Sophie Lau is a translator, tutor, and writer currently working in French, German, Spanish, Russian, Latin, and English. Sophie has been tutoring primary and secondary school students in said languages, as well as in English Language and Literature, since 2017, and she began teaching ESL in 2021. Sophie is also a keen journalist and poet. She often writes opinion pieces related to her experiences as part of the Hong Kong diaspora, and she released her first poetry collection in 2020. Her life goals are to learn the world’s twenty most-spoken languages and to try to preserve Hakka for future generations!
Lucy Rand is a translator from Italian into English with a BA in Italian and Spanish and an MA in Comparative Literatures and Cultures from the University of Bristol. She has translated one full-length novel, The Phone Box at the Edge of the World by Laura Imai Messina, and previously worked as a freelance commercial translator in the pharmaceutical sector. She recently spent three years living in rural Japan, teaching English and trying to teach herself Japanese, and has now moved back to Norwich, where she is editing, teaching, translating and grappling with beginners Norwegian!
Georgia Wall is a translator working from Italian to English and a part-time Italian tutor at the University of Warwick. Previously she has worked as a nursery assistant and English language tutor in Abruzzo (Italy), and a bookseller. She was a mentee on the National Centre for Writing’s Emerging Translators programme (2020/21) and has a PhD in Italian Studies (2018, Warwick).

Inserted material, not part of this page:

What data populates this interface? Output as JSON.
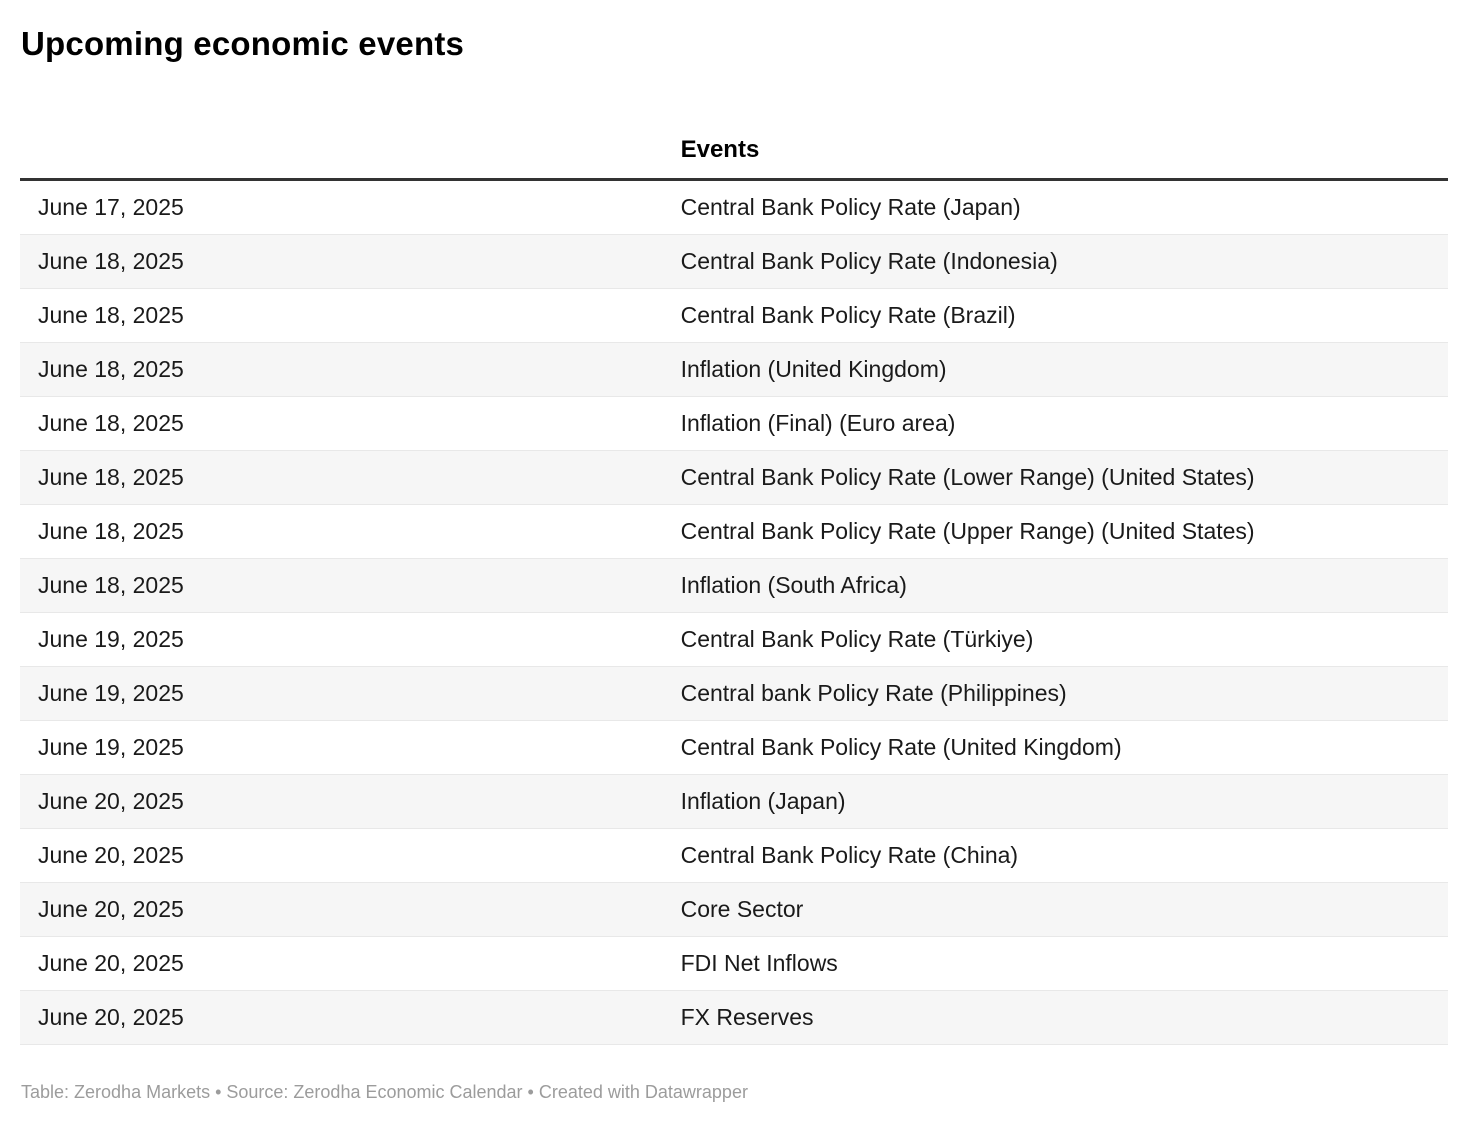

Anam Zafar translates from Arabic and French into English. She holds an MA in Applied Translation Studies from the University of Leeds. She translates novels for children and adults to allow misrepresented communities to tell their own stories on their own terms. She also translates for international organisations and academic journals, specialising in environmental issues and the social sciences. She was a 2020/21 mentee on the National Centre for Writing’s Emerging Translators Mentorship scheme, and in May 2021 she was a translator in residence as part of their Visible Communities programme. She is also a social media administrator for World Kid Lit.